Durch die Uneinigkeit der Fürsten der Rus hatten die Tataren (Mongolen) leichtes Spiel und konnten fast zwei Jahrhunderte lang ihre Vorherrschaft aufrechterhalten. Erst die vereinten russischen Armeen unter dem Moskauer Großfürsten Dmitri Donskoi konnten die „Goldene Horde“ 1380 in der Schlacht von Kulikow endlich schlagen. Im Norden hatten die Nowgoroder unter Alexander Newski 1240 eine Invasion der Schweden in der Schlacht an der Newa und 1242 die deutschen Kreuzritter vernichtend geschlagen. Gestärkt durch den Sieg über die Mongolen, kämpften die Moskauer Großfürsten um die Vorherrschaft der Rus. Gestärkt wurden sie durch den Untergang von Byzanz 1453, wodurch Moskau sich die christlich-orthodoxen Traditionen aneignete und seither als das „Dritte Rom“ gilt.

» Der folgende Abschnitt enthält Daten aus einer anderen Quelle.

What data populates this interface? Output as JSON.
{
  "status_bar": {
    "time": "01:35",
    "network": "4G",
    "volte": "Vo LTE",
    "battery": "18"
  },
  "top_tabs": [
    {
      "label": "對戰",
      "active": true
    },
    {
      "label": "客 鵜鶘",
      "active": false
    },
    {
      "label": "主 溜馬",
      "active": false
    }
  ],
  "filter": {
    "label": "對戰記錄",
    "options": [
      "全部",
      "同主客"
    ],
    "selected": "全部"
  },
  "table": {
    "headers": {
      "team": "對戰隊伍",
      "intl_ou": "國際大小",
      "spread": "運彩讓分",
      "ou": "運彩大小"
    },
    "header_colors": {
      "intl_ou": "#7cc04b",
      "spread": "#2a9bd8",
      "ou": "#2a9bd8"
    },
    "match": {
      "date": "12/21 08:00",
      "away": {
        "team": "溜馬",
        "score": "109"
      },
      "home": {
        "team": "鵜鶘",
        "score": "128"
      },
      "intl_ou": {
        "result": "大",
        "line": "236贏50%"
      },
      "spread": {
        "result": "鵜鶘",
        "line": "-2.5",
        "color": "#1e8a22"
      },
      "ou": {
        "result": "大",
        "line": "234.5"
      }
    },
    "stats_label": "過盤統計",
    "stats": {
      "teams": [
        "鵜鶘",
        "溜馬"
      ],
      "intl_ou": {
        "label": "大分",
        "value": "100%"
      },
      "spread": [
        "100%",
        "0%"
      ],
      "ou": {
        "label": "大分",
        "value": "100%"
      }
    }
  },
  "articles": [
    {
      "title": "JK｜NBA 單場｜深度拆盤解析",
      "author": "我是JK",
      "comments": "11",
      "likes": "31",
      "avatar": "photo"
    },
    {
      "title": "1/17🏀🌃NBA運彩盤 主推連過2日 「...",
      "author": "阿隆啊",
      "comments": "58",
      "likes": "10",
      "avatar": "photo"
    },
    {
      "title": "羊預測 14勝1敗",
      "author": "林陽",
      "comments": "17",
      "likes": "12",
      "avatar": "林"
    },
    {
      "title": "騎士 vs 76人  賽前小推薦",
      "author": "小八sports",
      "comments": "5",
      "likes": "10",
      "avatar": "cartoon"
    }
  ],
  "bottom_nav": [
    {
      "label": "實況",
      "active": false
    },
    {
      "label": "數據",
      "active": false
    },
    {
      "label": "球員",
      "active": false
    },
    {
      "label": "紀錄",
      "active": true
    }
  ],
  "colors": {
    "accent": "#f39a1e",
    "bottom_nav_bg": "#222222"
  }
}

Im Westen war Polen-Litauen aufgestiegen, eine von der Feudalaristokratie gestützte föderale Wahlmonarchie, die bis heute offensichtlich in den Köpfen der Warschauer Führer eine in praktische Politik umzusetzende Bezugsgröße ist. Es kam seit Ende des 15. Jahrhunderts zu zahlreichen Kriegen. Polen-Litauen erstreckte sich, eine russische Schwächeperiode nutzend, in seiner größten Ausdehnung, 1619, von der baltischen Ostseeküste bis zum Schwarzen Meer und von Schlesien bis Moskau. Allerdings führte die starke Überdehnung der polnisch-litauischen Fähigkeiten zu einem raschen Zerfall des zusammengeraubten Reiches. Österreich, Preußen und Russland teilten das Land Ende des 18. Jahrhunderts nach und nach untereinander auf. Nach der dritten Teilung 1795 existierte die polnisch-litauische „Adelsrepublik“ nicht mehr.

Bedrohung aus dem Westen

Zur gleichen Zeit begannen die aus der Revolution von 1789 siegreich hervorgegangenen expansiven Kräfte Frankreichs das Momentum der Revolution zu nutzen, um sich zur dominanten Macht Europas aufzuschwingen. Napoleon Bonaparte hatte 1812 für seinen Feldzug gegen Russland eine Koalitionsarmee aus 15 Ländern und Fürstentümern Europas zusammengezogen. Ein Muster, das bis heute Geltung hat. Nach der extrem blutigen Schlacht bei Borodino, etwa 100 Kilometer westlich von Moskau, musste Napoleon im September 1812 erkennen, dass er den Gegner unterschätzt hatte. Als er wenig später Moskau erreichte, war seine Armee bereits auf ein Sechstel zusammengeschrumpft. Die katastrophale Niederlage des französischen Hegemonieversuchs war nicht mehr abzuwenden.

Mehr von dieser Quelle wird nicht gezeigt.